Так что, близко жена или далеко, косолапый всегда ощущает её испытующий взгляд. Каждую минуту чувствуя себя на мушке этого грозного орудия, Топтыгин совершенно теряется. Тут по его ноге обязательно проедет детская коляска или склочная бабёнка прохрипит в ухо, чтобы посторонился, и в придачу отлупцует сумочкой по спине. Совсем смутившись, Топтыгин рассматривает киоск, торговок свитерами, рынок, остановку автобуса. Как бы нечаянно он извлекает из кармана куртки толстенную пачку долларов, перетянутую резинкой. Неловко скинув резинку, Топтыгин теряет её под ногами. Машинально слюнявит палец, оглядывается, не видала ли этого постыдного проступка жена. Удостоверившись, что нигде поблизости её нет, смело плюёт на палец ещё раз, с шуршанием захватывает верхнюю бумажку и бойко пихает девахе, чьи волосы веются по ветру и пахнут, не поймёшь, смородиной или клеем. Но Топтыгин не реагирует ни на смородину, ни на клей. Главное, что первая бумажка ушла куда подальше. Он дерзко и хитровато плюёт на палец ещё раз, отделяет следующий доллар и пихает его старой кляче в красной лаковой куртке и сиреневых портах. Кляча отстраняет руку Топтыгина, угрожающе отпихивает его с дороги и пробегает мимо, царапнув по бедру не то колуном, не то рубанком. От боли и ярости в Топтыгине просыпается неукротимый деятель, он больше не рассматривает ни лица, ни тряпки, а с гранитным лицом героя труда пихает направо и налево новенькие доллары.

Семь потов катятся по спине Топтыгина, каменные ботинки терзают сбитые пятки его, синтетические штаны жалят за живое, ветер налетает и студит уши, где-то поблизости бродит в толпе неброский полицейский, псы дворовые вертятся под ногами, зимцерлы хихикают за спиной, киоск пирожков отравляет ум мясным духом. Всё ополчилось против Топтыгина, ничто на земле не хочет облегчить его участь и хоть как-то помочь.
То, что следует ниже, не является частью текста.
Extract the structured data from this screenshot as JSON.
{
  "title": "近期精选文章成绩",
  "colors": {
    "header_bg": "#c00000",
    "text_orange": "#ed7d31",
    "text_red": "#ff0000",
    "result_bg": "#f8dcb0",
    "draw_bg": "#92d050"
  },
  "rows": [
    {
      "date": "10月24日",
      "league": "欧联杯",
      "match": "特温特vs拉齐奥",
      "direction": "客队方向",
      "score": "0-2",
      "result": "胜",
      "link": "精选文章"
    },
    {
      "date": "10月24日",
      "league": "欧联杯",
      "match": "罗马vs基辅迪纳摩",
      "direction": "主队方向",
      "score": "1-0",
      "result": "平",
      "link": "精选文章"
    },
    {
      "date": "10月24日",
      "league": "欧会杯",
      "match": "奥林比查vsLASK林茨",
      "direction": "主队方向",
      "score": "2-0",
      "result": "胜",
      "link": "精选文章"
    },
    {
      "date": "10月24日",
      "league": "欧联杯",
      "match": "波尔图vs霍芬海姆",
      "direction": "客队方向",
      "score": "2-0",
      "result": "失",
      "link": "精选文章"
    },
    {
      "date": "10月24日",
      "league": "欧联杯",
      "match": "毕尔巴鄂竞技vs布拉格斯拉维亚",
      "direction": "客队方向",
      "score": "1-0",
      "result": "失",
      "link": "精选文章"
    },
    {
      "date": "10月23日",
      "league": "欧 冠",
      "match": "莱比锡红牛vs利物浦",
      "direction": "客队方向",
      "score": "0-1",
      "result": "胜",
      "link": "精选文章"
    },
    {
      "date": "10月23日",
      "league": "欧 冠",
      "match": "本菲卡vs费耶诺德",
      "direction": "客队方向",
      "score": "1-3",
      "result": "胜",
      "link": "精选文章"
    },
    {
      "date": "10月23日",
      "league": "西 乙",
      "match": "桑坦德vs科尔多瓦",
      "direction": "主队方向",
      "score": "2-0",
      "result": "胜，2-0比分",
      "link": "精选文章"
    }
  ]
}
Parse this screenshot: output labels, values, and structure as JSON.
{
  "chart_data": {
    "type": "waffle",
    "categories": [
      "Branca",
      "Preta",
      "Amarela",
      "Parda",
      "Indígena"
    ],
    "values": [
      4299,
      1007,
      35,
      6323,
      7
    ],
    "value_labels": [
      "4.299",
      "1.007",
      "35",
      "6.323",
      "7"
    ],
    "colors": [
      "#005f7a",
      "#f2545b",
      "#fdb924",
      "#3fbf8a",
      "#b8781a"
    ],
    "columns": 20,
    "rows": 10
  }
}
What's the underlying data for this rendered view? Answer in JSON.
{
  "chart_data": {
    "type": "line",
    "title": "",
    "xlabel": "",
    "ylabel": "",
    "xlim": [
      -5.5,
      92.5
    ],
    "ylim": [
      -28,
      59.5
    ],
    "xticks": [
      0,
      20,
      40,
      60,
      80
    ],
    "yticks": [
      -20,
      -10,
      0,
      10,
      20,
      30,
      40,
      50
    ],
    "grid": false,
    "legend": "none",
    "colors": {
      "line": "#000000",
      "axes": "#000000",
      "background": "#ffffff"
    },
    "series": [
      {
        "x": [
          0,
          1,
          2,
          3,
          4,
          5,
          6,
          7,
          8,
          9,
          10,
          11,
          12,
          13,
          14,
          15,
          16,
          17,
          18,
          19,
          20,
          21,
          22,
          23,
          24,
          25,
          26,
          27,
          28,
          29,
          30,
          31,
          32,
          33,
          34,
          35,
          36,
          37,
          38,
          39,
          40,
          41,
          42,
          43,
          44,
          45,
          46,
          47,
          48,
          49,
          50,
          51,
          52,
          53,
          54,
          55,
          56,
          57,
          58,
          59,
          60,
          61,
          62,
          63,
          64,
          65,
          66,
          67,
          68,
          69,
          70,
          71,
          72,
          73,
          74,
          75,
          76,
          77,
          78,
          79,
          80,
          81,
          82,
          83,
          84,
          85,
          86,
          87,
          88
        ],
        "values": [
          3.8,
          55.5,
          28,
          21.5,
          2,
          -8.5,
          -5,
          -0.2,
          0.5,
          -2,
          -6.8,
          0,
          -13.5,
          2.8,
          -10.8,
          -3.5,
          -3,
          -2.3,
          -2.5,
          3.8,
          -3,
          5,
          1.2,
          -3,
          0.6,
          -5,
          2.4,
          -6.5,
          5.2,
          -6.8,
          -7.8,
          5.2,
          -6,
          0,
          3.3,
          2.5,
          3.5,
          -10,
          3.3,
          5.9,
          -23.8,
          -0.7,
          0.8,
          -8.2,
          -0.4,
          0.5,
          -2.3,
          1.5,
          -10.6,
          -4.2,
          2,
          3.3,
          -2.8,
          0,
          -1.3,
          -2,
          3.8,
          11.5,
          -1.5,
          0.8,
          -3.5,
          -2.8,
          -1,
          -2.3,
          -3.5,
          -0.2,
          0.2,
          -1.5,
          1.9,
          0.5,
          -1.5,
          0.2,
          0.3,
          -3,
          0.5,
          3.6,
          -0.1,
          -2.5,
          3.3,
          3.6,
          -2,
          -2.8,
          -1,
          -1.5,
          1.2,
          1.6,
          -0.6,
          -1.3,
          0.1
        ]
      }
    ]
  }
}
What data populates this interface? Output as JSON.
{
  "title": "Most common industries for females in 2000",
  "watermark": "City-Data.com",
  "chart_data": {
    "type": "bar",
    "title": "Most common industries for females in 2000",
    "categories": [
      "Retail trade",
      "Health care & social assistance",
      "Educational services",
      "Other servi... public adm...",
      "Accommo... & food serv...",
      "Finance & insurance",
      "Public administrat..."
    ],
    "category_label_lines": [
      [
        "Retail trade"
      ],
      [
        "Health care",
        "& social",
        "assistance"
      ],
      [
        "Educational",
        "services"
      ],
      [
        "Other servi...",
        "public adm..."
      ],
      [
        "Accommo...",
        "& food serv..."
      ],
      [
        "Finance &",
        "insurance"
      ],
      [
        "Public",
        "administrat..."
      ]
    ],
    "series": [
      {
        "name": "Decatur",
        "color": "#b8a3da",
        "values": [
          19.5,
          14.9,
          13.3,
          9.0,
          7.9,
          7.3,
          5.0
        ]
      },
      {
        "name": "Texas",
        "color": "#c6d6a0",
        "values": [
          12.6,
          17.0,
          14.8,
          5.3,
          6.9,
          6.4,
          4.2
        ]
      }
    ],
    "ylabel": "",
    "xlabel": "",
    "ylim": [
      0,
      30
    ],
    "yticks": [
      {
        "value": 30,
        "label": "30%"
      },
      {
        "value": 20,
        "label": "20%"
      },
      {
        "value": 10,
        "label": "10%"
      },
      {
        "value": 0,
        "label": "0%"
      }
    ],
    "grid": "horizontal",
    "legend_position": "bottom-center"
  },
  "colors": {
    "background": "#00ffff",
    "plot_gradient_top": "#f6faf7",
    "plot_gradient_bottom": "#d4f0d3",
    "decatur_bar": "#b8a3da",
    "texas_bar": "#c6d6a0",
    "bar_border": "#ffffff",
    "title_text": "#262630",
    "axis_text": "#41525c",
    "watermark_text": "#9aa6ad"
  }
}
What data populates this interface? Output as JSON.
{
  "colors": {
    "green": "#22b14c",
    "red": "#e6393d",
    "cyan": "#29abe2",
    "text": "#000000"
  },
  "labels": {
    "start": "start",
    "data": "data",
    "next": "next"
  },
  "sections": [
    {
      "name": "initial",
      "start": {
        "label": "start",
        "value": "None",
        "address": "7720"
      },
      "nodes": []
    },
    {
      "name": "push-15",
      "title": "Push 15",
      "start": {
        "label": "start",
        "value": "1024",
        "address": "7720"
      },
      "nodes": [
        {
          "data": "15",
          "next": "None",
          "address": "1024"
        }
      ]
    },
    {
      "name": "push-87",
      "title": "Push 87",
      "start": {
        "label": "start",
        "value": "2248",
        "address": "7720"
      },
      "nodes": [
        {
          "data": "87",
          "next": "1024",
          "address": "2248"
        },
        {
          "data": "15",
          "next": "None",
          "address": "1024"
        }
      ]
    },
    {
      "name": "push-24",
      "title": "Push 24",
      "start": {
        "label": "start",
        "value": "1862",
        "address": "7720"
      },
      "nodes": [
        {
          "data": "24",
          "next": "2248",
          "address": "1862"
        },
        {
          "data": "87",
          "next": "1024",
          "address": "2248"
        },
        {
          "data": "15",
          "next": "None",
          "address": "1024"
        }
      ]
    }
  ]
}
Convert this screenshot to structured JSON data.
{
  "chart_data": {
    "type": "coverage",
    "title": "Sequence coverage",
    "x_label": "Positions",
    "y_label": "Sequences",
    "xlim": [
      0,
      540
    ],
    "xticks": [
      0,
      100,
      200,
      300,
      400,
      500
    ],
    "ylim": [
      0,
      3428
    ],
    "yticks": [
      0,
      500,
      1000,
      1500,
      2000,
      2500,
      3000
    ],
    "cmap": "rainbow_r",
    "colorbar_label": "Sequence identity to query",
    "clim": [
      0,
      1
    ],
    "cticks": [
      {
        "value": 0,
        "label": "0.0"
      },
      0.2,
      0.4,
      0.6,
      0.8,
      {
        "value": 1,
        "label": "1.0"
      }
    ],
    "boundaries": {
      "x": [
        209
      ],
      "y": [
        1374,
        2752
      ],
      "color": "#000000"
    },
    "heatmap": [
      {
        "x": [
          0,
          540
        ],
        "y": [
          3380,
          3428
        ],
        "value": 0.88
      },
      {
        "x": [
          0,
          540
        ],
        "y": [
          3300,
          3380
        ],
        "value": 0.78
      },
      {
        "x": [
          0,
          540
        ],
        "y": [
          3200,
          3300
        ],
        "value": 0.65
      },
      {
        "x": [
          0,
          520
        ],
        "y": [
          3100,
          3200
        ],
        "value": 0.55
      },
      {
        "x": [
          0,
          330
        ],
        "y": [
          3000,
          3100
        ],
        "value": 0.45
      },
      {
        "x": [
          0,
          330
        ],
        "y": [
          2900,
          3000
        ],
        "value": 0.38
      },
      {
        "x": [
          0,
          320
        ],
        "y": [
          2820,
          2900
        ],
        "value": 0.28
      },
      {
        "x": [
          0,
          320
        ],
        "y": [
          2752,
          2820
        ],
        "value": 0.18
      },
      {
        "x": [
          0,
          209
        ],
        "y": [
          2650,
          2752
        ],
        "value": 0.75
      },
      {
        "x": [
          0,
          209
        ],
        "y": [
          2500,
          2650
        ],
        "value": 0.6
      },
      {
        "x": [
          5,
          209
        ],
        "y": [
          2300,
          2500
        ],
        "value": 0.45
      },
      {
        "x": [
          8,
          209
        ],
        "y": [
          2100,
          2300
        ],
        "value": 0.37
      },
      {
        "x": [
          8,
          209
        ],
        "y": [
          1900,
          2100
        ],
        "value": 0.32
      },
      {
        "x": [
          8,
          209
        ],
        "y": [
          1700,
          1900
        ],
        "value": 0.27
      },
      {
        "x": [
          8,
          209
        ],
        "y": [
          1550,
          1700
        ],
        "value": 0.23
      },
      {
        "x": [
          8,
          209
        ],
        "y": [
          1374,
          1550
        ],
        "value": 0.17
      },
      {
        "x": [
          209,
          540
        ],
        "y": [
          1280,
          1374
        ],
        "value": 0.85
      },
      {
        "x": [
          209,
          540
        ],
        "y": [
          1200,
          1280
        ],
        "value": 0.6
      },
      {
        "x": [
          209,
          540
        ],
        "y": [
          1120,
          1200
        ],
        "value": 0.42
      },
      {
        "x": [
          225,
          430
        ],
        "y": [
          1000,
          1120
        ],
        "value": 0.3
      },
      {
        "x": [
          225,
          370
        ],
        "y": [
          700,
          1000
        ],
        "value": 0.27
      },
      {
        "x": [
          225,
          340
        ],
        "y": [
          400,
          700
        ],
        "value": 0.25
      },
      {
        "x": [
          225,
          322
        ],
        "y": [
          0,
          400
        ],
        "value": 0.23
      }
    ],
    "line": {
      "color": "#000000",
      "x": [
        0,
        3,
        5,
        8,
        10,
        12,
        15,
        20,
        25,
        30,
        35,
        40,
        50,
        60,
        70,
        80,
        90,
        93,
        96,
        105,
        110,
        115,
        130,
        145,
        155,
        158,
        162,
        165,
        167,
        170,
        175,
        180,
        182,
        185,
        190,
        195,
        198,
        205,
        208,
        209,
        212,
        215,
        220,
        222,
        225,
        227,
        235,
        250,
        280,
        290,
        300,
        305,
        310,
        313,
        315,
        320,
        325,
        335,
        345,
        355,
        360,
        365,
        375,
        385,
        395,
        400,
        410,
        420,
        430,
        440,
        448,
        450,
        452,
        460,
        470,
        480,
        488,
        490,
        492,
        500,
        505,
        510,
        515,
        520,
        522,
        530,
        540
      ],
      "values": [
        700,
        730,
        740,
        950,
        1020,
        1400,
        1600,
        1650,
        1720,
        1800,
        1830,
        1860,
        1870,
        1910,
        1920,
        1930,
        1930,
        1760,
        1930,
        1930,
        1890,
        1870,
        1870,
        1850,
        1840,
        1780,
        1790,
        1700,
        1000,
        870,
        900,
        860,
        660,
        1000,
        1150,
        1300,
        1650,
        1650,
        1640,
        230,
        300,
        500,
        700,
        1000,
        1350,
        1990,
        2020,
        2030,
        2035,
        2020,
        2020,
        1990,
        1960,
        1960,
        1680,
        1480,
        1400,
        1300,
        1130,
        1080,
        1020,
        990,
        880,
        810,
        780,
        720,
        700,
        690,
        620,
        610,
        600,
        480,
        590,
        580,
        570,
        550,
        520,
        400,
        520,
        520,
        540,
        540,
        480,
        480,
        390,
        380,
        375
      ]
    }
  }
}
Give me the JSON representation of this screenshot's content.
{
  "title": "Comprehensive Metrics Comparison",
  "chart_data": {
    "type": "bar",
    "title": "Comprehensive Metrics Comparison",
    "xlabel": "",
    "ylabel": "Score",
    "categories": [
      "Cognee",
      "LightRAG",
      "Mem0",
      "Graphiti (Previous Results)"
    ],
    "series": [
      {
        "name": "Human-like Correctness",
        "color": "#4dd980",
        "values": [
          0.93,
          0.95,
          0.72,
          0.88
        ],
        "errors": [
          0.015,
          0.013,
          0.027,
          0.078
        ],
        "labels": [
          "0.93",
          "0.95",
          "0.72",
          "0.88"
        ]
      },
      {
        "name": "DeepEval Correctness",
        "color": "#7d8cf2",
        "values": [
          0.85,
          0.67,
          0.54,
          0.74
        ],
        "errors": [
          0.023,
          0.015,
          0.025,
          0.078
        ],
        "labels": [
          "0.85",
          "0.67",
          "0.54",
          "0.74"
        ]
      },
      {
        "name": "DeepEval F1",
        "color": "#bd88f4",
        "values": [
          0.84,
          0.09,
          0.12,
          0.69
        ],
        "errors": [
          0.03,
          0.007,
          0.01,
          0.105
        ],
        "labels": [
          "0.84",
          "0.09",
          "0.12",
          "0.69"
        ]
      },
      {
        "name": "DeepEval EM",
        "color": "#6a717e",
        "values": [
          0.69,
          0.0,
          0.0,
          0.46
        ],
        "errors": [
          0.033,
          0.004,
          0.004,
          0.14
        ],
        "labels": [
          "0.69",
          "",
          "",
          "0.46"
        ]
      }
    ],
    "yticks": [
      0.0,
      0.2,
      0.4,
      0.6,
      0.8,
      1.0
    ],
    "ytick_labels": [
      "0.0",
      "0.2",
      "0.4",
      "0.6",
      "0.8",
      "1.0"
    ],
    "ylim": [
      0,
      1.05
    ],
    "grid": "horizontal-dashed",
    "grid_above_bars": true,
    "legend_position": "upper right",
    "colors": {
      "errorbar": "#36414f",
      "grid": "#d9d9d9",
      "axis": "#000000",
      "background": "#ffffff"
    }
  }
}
Только на себя надеется он, а на судьбу не дуется, потому что сроду кроткий, и это прибавляет ему сил. Работа вскипает: знай поплёвывай на палец, выхватывай верхнюю бумажку да втюхивай прямо в грудь. Но если грудь бабья, лучше не прикасайся, а то шум подымется, нагрубят и сгонят.

В азарте он забывает, что положено выдавать доллары избирательно, что надо просеивать толпу решетом мозгов, точно определяя, кому эти доллары могли бы пригодиться по назначению, а не как закладка в книжку или игрушка для малого дитяти. Нет бы соколом парить над толпой, цепко выхватывая подходящую для доллара дуру, так ведь Топтыгин стоит, вжав голову в плечи, и пихает кому придётся. Иногда его рука с бумажкой прямо-таки летит навстречу толпе, а бывает, что подолгу тупо тычет долларом в пустоту. Порой Топтыгин невежливо мнёт доллар, запихивая его в чей-то карман. Но чаще всего он так нерешительно и беспомощно протягивает доллар, что не принять молчаливый дар нет возможности. Неужели, сомневается Топтыгин, будь на его месте другой специалист, хотя бы муж соседки снизу, стал бы он высматривать да выгадывать? Как же он этих дур из толпы бегущей умудрился бы вычислить? Чего на них особенного должно быть надето-обуто? В глазах огонёк должен быть, уголёк, сажа или что?


Зимцерлы целый вечер без дела кружат поблизости, чистят разноцветные пёрышки, сверкают зяблыми ножками. Иногда они предлагают папаше Топтыгину прикурить, массируют ему лопатки, игриво хватают за бока когтями и кладут растрёпанные клейкие головки на его сутулые плечи. Облепленный зимцерлами, Топтыгин робеет, но не забывает всучить каждой по доллару, а иной, расхрабрившись, засовывает два прямо в вырез кофточки. Они натужно смеются, выпячивая цыплячьи грудки, целуют колючие щёки Топтыгина большими тёплыми губами. Потом какую-нибудь из них подзывают в машину с тёмными стёклами. Они мигом забывают обо всём на свете, громко галдят, спеша как расчётливые и жестокие специалистки. Оставшиеся на холоде безработные зимцерлы будут жаться к Топтыгину. Нахохленные, озябшие, как всегда, похнычут ему на ухо про загубленную жизнь. И Недайбог будет кружить над их головами, опускаясь все ниже, беспощадно бичуя вороньими крыльями по впалым щекам.